Pela pesquisa efetuada, constatamos que as duas turmas do STF pacificaram o entendimento quanto à constitucionalidade do §1º, depois que Celso de Mello alterou sua posição inicial. Em razão do princípio da colegialidade, passou a acompanhar o entendimento dos demais ministros da corte. Diante disso, a arguição de inconstitucionalidade formulada nos habeas corpus e em recursos que chegaram e chegam ao STF deixa de se tornar relevante para que o tema seja examinado pelo plenário em face da unanimidade da posição assumida em ambas as turmas.
Nota-se, portanto, que o STF pacificou seu posicionamento no sentido de que a norma contida no §1º do art. 180 do CP não viola a constituição federal. Esse entendimento tem sido manifestado em reiteradas decisões. No entanto, não houve decisão do Plenário sobre a matéria.

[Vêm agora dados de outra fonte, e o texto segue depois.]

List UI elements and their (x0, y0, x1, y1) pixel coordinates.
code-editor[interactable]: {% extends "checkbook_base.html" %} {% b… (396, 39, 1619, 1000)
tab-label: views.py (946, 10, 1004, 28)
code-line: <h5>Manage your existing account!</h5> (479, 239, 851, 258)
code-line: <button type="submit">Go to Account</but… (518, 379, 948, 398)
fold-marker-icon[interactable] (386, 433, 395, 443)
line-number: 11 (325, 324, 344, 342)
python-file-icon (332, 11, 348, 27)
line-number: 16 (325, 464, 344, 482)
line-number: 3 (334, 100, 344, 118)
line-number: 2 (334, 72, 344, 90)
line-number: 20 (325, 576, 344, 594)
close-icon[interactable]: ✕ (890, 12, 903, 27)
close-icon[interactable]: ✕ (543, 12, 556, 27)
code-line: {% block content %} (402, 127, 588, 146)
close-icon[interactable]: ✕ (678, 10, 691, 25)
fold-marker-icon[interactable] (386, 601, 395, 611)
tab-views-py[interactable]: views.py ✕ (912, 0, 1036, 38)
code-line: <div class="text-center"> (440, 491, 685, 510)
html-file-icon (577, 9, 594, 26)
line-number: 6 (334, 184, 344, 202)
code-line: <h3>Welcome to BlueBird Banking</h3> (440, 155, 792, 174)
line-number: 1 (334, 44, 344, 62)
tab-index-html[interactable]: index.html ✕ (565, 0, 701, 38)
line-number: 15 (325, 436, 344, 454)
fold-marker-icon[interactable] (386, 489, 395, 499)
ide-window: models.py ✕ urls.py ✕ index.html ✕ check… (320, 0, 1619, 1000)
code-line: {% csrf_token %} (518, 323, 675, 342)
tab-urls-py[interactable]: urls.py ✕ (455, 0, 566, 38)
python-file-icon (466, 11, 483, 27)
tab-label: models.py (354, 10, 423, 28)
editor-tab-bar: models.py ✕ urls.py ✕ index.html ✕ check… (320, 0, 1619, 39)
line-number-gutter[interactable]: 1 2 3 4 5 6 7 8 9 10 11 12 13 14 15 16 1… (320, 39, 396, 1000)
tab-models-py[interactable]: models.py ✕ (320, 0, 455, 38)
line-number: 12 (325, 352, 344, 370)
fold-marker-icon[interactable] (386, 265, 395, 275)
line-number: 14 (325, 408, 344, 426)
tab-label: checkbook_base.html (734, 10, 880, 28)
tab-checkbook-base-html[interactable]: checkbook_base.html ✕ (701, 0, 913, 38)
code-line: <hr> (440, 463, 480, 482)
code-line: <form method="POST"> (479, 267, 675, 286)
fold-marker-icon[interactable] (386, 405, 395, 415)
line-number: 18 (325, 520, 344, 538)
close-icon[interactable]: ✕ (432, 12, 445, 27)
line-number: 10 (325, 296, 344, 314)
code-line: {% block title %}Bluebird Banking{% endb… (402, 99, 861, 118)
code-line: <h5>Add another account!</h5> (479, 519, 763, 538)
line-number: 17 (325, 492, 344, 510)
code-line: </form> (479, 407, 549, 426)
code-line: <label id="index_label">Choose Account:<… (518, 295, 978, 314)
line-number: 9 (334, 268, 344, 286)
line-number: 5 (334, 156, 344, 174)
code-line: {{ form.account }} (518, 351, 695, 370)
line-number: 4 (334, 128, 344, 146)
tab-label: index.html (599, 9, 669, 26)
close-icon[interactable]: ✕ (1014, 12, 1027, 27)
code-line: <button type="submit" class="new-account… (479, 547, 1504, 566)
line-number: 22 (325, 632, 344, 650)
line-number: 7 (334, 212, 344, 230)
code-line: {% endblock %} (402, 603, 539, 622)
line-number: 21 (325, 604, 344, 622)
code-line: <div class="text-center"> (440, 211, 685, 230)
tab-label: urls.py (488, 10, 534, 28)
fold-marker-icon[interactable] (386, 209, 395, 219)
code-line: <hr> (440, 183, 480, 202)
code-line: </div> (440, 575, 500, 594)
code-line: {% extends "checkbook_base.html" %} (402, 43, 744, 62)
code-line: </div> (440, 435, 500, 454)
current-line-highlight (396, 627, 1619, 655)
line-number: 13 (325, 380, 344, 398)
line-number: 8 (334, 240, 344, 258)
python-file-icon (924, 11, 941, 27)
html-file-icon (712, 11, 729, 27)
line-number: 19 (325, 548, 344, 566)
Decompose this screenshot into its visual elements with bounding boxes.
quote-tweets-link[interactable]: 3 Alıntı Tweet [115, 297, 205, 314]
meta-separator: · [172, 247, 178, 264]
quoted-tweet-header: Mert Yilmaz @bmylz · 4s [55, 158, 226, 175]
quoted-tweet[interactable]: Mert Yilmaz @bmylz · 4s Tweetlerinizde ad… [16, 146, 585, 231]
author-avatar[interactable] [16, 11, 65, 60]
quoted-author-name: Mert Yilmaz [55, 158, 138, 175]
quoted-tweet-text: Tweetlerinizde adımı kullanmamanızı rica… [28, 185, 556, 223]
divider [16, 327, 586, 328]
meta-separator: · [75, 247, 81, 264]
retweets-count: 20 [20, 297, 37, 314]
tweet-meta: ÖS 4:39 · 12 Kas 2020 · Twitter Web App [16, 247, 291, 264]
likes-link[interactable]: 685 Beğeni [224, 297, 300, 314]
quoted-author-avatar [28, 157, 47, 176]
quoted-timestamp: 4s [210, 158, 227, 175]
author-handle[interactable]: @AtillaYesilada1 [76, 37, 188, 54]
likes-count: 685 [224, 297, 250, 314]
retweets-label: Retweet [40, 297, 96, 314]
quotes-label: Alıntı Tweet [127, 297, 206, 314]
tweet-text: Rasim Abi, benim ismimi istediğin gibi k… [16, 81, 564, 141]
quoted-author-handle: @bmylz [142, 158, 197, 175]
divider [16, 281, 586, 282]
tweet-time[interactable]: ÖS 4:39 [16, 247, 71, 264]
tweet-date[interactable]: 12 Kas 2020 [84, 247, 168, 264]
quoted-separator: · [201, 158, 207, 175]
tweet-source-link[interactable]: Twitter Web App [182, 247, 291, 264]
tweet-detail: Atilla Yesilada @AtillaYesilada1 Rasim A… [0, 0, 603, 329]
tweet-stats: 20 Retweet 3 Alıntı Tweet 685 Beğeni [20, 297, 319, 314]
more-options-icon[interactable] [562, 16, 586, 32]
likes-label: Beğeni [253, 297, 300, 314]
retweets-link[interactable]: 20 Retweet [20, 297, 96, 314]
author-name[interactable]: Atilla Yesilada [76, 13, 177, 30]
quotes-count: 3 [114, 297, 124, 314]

No Superior Tribunal de Justiça as quinta e sexta turmas com competência em matéria penal pacificaram o entendimento no sentido de validade constitucional da norma descrita no parágrafo em análise. Ao julgar em 19 de junho de 2012 o Habeas Corpus 189.297 da Bahia, o ministro relator Sebastião Reis Júnior cita ementa do embargos de divergência (ERESP N. 772.086/RS), para argumentar que “não se mostra prudente a imposição da pena prevista para receptação simples em condenação pela prática de receptação qualificada, pois a distinção feita pelo próprio legislador atende aos reclamos da sociedade que representa, no seio da qual é mais reprovável a conduta praticada no exercício de atividade comercial”. Diante disso, denegou a ordem de habeas corpus ao argumento de que não havia constrangimento ilegal ao paciente, haja vista ser descabida a alegação de inconstitucionalidade.
Na esteira da posição das cortes superiores, o TJSC negou provimento ao pedido de revisão criminal por considerar constitucional a pena contida no referido §1º. CP.(Rev. Crim. 2014.007382-4). O TJSC pacificou esse entendimento e tem mantido a pena nos casos de crime de receptação qualificada (Ap. Crim. 2013.036582-7, de São José e Ap. Crim. 2013.031189-3, de Joinville). Por entender pacificada a matéria junto aos tribunais superiores, o TJPR rejeitou a alegação de inconstitucionalidade da norma incriminadora contida no §1º, do art. 180, aqui em exame (Ap. Crim. 1175451-1, 23.10.2014; Ap. Crim. 1.176.561-6, 09.10.2014 e Ap. Crim. 840.588-7, 05.09.2013).
O TJMG segue a mesma diretriz jurisprudencial e consolidou sua posição para decretar a inexistência de ofensa à constituição federal na norma incriminadora em exame (Ap. Crim. 1.0024.08.252995-9/001, 15.05.2014; Ap. Crim. 1.0220.07.003404-0/001, 25.03.2014 e Ap. Crim. 1.0024.12.237041-4/001 de 25.02.2014. Por último, vale citar que o TJSP também rejeita a tese de que o parágrafo 1º aqui em referência ofende a máxima da proporcionalidade da pena e que portanto seria inconstitucional (Ap. Crim. 004570-98.208.8.26.050, 01.12.2014).
Como ficou demonstrado, a posição da jurisprudência atual dos tribunais brasileiros pesquisados, incluindo a do Supremo Tribunal Federal, respalda a validade do §1º do art. 180 do CP, em face da constituição federal e, em especial, da máxima da proporcionalidade da pena criminal.